Trent Crawford is a Melbourne based artist working with photography, video, and installation. His work considers the effects images and image-based technology have on human perception and agency. In 2019 he exhibited works at Hobiennale (Hobart), Myojuji Sarue (Tokyo), Kuiper Projects (Brisbane) and held a solo exhibition at c3 (Melbourne). He completed a BFA (Honours) at the Victorian College of the Arts In 2017, where he currently teaches Extended Practice in the Visual Art Studio program
A battle demonstrating struggle for agency, Susan Hawkins uses sculpture, installation and sound to unravel the complex dynamic between [wo]man and material. Drawing upon the philosophies of New Materialism, she tests both the physical and metaphysical limits of the reclaimed industrial and domestic objects she works with. Using process and materials that highlight broader social and environmental implications, Hawkins questions her position as both producer and consumer. Relying on the materials to speak their own truth, Hawkins’ work explores how dualities such as the old and the new, the human and the inhuman play out in action.
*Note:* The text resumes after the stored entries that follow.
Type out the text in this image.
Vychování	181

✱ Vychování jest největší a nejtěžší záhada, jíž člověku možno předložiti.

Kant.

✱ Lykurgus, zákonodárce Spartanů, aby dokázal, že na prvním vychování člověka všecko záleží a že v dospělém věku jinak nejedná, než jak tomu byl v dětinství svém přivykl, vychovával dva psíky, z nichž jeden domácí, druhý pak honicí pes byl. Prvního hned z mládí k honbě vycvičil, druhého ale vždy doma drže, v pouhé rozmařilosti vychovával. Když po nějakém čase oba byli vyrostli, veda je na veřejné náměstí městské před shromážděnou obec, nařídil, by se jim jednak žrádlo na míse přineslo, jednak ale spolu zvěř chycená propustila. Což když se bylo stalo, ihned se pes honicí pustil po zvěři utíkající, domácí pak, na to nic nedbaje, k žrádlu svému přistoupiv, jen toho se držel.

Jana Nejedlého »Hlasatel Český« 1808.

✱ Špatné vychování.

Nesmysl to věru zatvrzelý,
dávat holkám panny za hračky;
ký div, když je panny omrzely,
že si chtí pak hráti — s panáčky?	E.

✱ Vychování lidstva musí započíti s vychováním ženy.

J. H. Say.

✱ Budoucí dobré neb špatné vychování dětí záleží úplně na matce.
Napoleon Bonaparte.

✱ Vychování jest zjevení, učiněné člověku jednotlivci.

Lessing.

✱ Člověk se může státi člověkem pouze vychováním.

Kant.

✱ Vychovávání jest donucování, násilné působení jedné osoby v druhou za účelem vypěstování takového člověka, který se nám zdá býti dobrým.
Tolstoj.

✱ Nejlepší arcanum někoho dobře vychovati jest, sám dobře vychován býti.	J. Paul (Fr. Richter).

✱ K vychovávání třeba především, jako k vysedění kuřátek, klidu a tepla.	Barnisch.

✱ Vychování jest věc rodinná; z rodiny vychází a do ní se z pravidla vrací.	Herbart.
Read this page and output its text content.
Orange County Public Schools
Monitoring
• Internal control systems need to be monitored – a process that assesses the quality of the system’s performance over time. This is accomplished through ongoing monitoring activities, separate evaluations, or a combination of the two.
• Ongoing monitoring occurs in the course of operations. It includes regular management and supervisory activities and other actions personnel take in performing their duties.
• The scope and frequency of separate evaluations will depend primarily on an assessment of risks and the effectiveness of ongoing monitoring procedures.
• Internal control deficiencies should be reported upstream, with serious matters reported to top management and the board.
Hawkins completed a Bachelor of Fine Art (Sculpture, Jewellery and Small Objects) in 2014 at the Queensland College of Art, and has since exhibited at Blindside (Melbourne), Outer Space (Brisbane), The Museum of Brisbane, and Metro Arts (Brisbane), among others.
Danny Jarratt is an emerging queer digital artist exploring installation art. His work reflects a keen interest in the intersection of pop culture, queer theory and resistance. His installations function as micro utopias and queer counterpublics which allow people to escape the imposing day to day ideologies and expectations, with fun and convenient methods, such as videogame design. He graduated at the University of South Australia with Bachelor of Art & Design (Honours) and currently is undertaking a residency at George Street Studios. His work has been exhibited at MOD., FELTspace, Collective Haunt, Seventh Gallery and Praxis Artspace.
Daniel McKewen is a Brisbane-based artist whose practice investigates the intersections of contemporary art, popular culture, economics, politics, and screen-based mass media. Working appropriatively across a range of media including video installation, his work creatively and speculatively examines how the formal and symbolic conventions of these institutionalised structures operate culturally and politically. The resulting artworks explore and express how our subjective and inter-subjective interactions with these structures can allow us to make sense of our own social experiences. In 2013 McKewen was awarded his Doctorate of Philosophy from Queensland University of Technology. His artwork is held in private collections and has been exhibited nationally and internationally, including in NEW14 at the Australian Centre for Contemporary Art, and You Imagine What You Desire at the 19th Biennale of Sydney. McKewen is currently a Lecturer in Media Arts at QUT. Daniel McKewen is represented by Milani Gallery, Brisbane.
Penelope Umbrico works across photography, appropriation and installation to examine contemporary networks of image distribution as both a conceptual springboard and a material form. Based in New York City, she has exhibited widely internationally, and her work is represented in numerous major museum collections, including the Museum of Modern Art, New York, the Guggenheim Museum, New York, the Metropolitan Museum of Art, New York, the Los Angeles County Museum of Art and the Perez Art Museum, Miami. Penelope Umbrico is represented by Bruce Silverstein Gallery, New York and David B Smith Gallery, Denver.